Author: Douglas Brinkley
Publisher: New Word City
Published: 2015-04-08
Total Pages: 555
ISBN-13: 1612308570
DOWNLOAD EBOOK"Douglas Brinkley and American Heritage have done a grand job. This is a first-rate book: fair, clear, and enormously welcome." - David McCullough "Douglas Brinkley's one-volume history is a riveting narrative of unique people who have come to call themselves American. There is no dust on these pages as the author brilliantly tells our national story with skill and brevity." In this rich and inspiring book, acclaimed historian Douglas Brinkley takes us on the incredible journey of the United States - a nation formed from a vast countryside on whose fringes thirteen small British colonies fought for their freedom, then established a democratic nation that spanned the continent, and went on to become a world power.

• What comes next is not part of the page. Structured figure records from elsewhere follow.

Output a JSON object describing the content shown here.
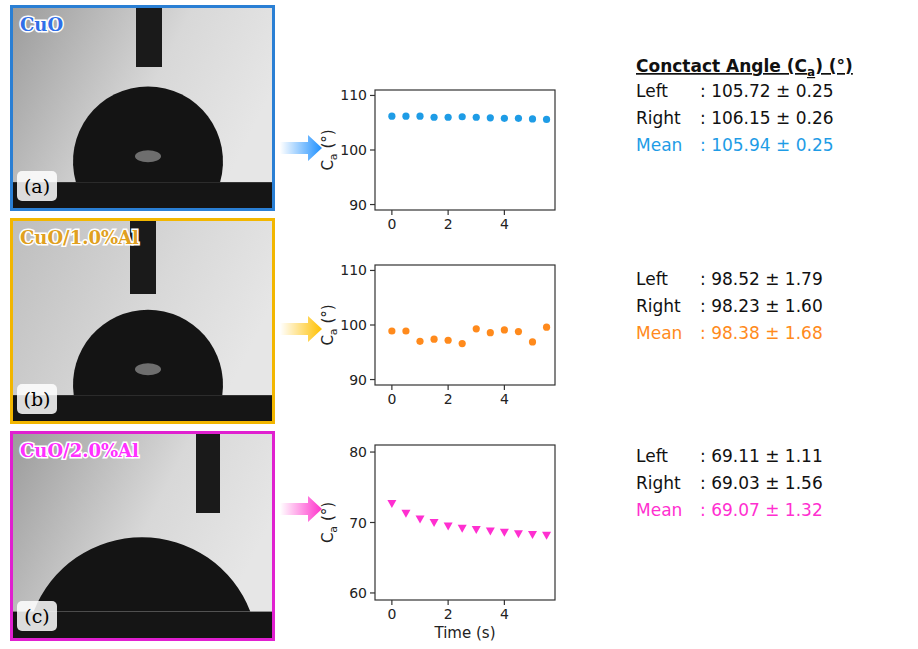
{
  "chart_data": [
    {
      "type": "scatter",
      "panel": "(a)",
      "sample": "CuO",
      "color": "#1e9ce6",
      "marker": "circle",
      "x": [
        0,
        0.5,
        1,
        1.5,
        2,
        2.5,
        3,
        3.5,
        4,
        4.5,
        5,
        5.5
      ],
      "values": [
        106.2,
        106.2,
        106.2,
        106.0,
        106.0,
        106.1,
        106.0,
        105.9,
        105.8,
        105.8,
        105.7,
        105.6
      ],
      "xlim": [
        -0.6,
        5.8
      ],
      "xticks": [
        0,
        2,
        4
      ],
      "ylim": [
        89,
        111
      ],
      "yticks": [
        90,
        100,
        110
      ],
      "ylabel": {
        "text": "C",
        "sub": "a",
        "after": " (°)"
      },
      "stats": [
        {
          "name": "Left",
          "text": ": 105.72 ± 0.25"
        },
        {
          "name": "Right",
          "text": ": 106.15 ± 0.26"
        },
        {
          "name": "Mean",
          "text": ": 105.94 ± 0.25"
        }
      ]
    },
    {
      "type": "scatter",
      "panel": "(b)",
      "sample": "CuO/1.0%Al",
      "color": "#ff8a1c",
      "marker": "circle",
      "x": [
        0,
        0.5,
        1,
        1.5,
        2,
        2.5,
        3,
        3.5,
        4,
        4.5,
        5,
        5.5
      ],
      "values": [
        98.9,
        98.9,
        97.0,
        97.4,
        97.2,
        96.6,
        99.3,
        98.6,
        99.1,
        98.8,
        96.9,
        99.6
      ],
      "xlim": [
        -0.6,
        5.8
      ],
      "xticks": [
        0,
        2,
        4
      ],
      "ylim": [
        89,
        111
      ],
      "yticks": [
        90,
        100,
        110
      ],
      "ylabel": {
        "text": "C",
        "sub": "a",
        "after": " (°)"
      },
      "stats": [
        {
          "name": "Left",
          "text": ": 98.52 ± 1.79"
        },
        {
          "name": "Right",
          "text": ": 98.23 ± 1.60"
        },
        {
          "name": "Mean",
          "text": ": 98.38 ± 1.68"
        }
      ]
    },
    {
      "type": "scatter",
      "panel": "(c)",
      "sample": "CuO/2.0%Al",
      "color": "#ff2fd0",
      "marker": "triangle_down",
      "x": [
        0,
        0.5,
        1,
        1.5,
        2,
        2.5,
        3,
        3.5,
        4,
        4.5,
        5,
        5.5
      ],
      "values": [
        72.7,
        71.3,
        70.5,
        70.0,
        69.5,
        69.2,
        69.0,
        68.8,
        68.6,
        68.4,
        68.3,
        68.2
      ],
      "xlim": [
        -0.6,
        5.8
      ],
      "xticks": [
        0,
        2,
        4
      ],
      "ylim": [
        59,
        81
      ],
      "yticks": [
        60,
        70,
        80
      ],
      "ylabel": {
        "text": "C",
        "sub": "a",
        "after": " (°)"
      },
      "xlabel": "Time (s)",
      "stats": [
        {
          "name": "Left",
          "text": ": 69.11 ± 1.11"
        },
        {
          "name": "Right",
          "text": ": 69.03 ± 1.56"
        },
        {
          "name": "Mean",
          "text": ": 69.07 ± 1.32"
        }
      ]
    }
  ],
  "header": {
    "title": "Conctact Angle (C",
    "sub": "a",
    "after": ") (°)"
  }
}
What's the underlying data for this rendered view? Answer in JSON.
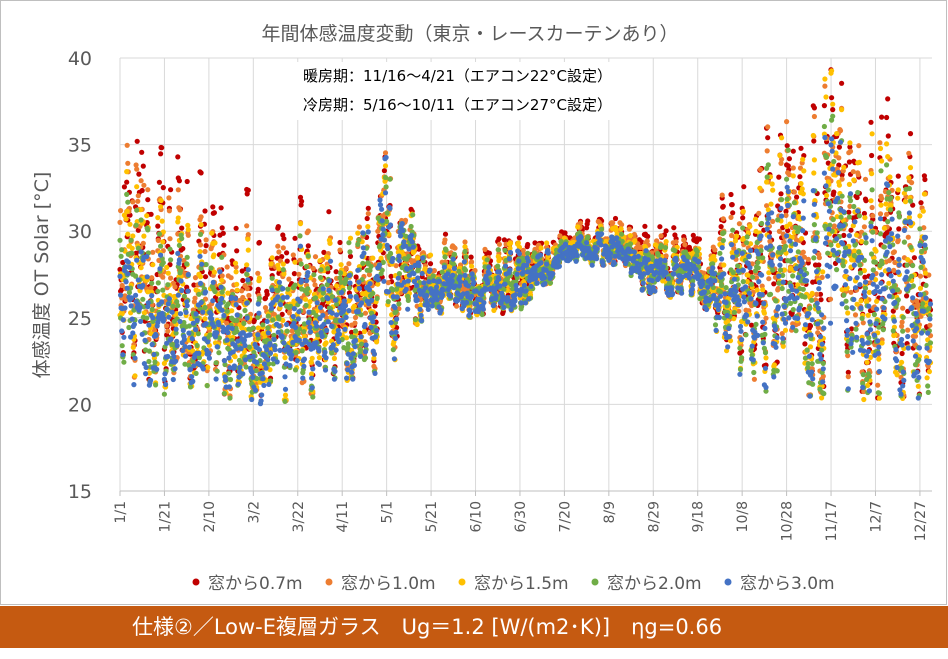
{
  "chart_data": {
    "type": "scatter",
    "title": "年間体感温度変動（東京・レースカーテンあり）",
    "annotations": [
      "暖房期：11/16～4/21（エアコン22°C設定）",
      "冷房期：5/16～10/11（エアコン27°C設定）"
    ],
    "ylabel": "体感温度 OT  Solar [°C]",
    "xlabel": "",
    "ylim": [
      15,
      40
    ],
    "yticks": [
      15,
      20,
      25,
      30,
      35,
      40
    ],
    "xticks": [
      "1/1",
      "1/21",
      "2/10",
      "3/2",
      "3/22",
      "4/11",
      "5/1",
      "5/21",
      "6/10",
      "6/30",
      "7/20",
      "8/9",
      "8/29",
      "9/18",
      "10/8",
      "10/28",
      "11/17",
      "12/7",
      "12/27"
    ],
    "grid": true,
    "legend_position": "bottom",
    "envelope_min_at_ticks": [
      20,
      20,
      20,
      20,
      20,
      21,
      22,
      25,
      25,
      25,
      28,
      28,
      26,
      26,
      21,
      20,
      20,
      20,
      20
    ],
    "series": [
      {
        "name": "窓から0.7m",
        "color": "#c00000",
        "max_at_ticks": [
          38,
          36.5,
          34,
          33,
          33,
          31,
          35,
          30,
          30,
          30,
          30.8,
          31,
          30.5,
          30.5,
          36,
          39,
          40,
          38,
          38
        ]
      },
      {
        "name": "窓から1.0m",
        "color": "#ed7d31",
        "max_at_ticks": [
          36.5,
          35,
          32.5,
          31.5,
          32,
          30,
          35,
          29.8,
          29.8,
          29.8,
          30.5,
          30.8,
          30,
          30,
          35,
          38,
          39,
          37,
          37
        ]
      },
      {
        "name": "窓から1.5m",
        "color": "#ffc000",
        "max_at_ticks": [
          35,
          33,
          31,
          30,
          31,
          29.5,
          35,
          29.5,
          29.5,
          29.5,
          30.3,
          30.5,
          29.7,
          29.7,
          34,
          37,
          40,
          36,
          36
        ]
      },
      {
        "name": "窓から2.0m",
        "color": "#70ad47",
        "max_at_ticks": [
          33,
          31.5,
          30,
          29,
          30.5,
          29,
          35,
          29.3,
          29.3,
          29.3,
          30,
          30.2,
          29.4,
          29.4,
          33,
          35.5,
          37,
          34.5,
          34.5
        ]
      },
      {
        "name": "窓から3.0m",
        "color": "#4472c4",
        "max_at_ticks": [
          31,
          30,
          29,
          28,
          30,
          28,
          35,
          29,
          29,
          29,
          29.8,
          30,
          29,
          29,
          32,
          34,
          36,
          33,
          33
        ]
      }
    ]
  },
  "footer": {
    "text": "仕様②／Low-E複層ガラス　Ug＝1.2 [W/(m2･K)]　ηg=0.66"
  }
}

This book will be treasured by anyone interested in the story of America.
Author: William Orville Douglas
Publisher:
Published: 1965
Total Pages: 224
ISBN-13:
DOWNLOAD EBOOKSurveys conservation in the United States, its history and present problems, and examines county, state, and municipal parks, Indian reservations, and bird and animal sanctuaries.
Author: Bob Woodward
Publisher: Simon and Schuster
Published: 2011-05-31
Total Pages: 717
ISBN-13: 1439126348
DOWNLOAD EBOOKThe Brethren is the first detailed behind-the-scenes account of the Supreme Court in action. Bob Woodward and Scott Armstrong have pierced its secrecy to give us an unprecedented view of the Chief and Associate Justices—maneuvering, arguing, politicking, compromising, and making decisions that affect every major area of American life.
Author: William Orville Douglas
Publisher:
Published: 1974
Total Pages: 0
ISBN-13:
DOWNLOAD EBOOKDouglas' own story of his life from his boyhood to his appointment to the Supreme Court in 1939. He tells about poverty, polio, and minorities.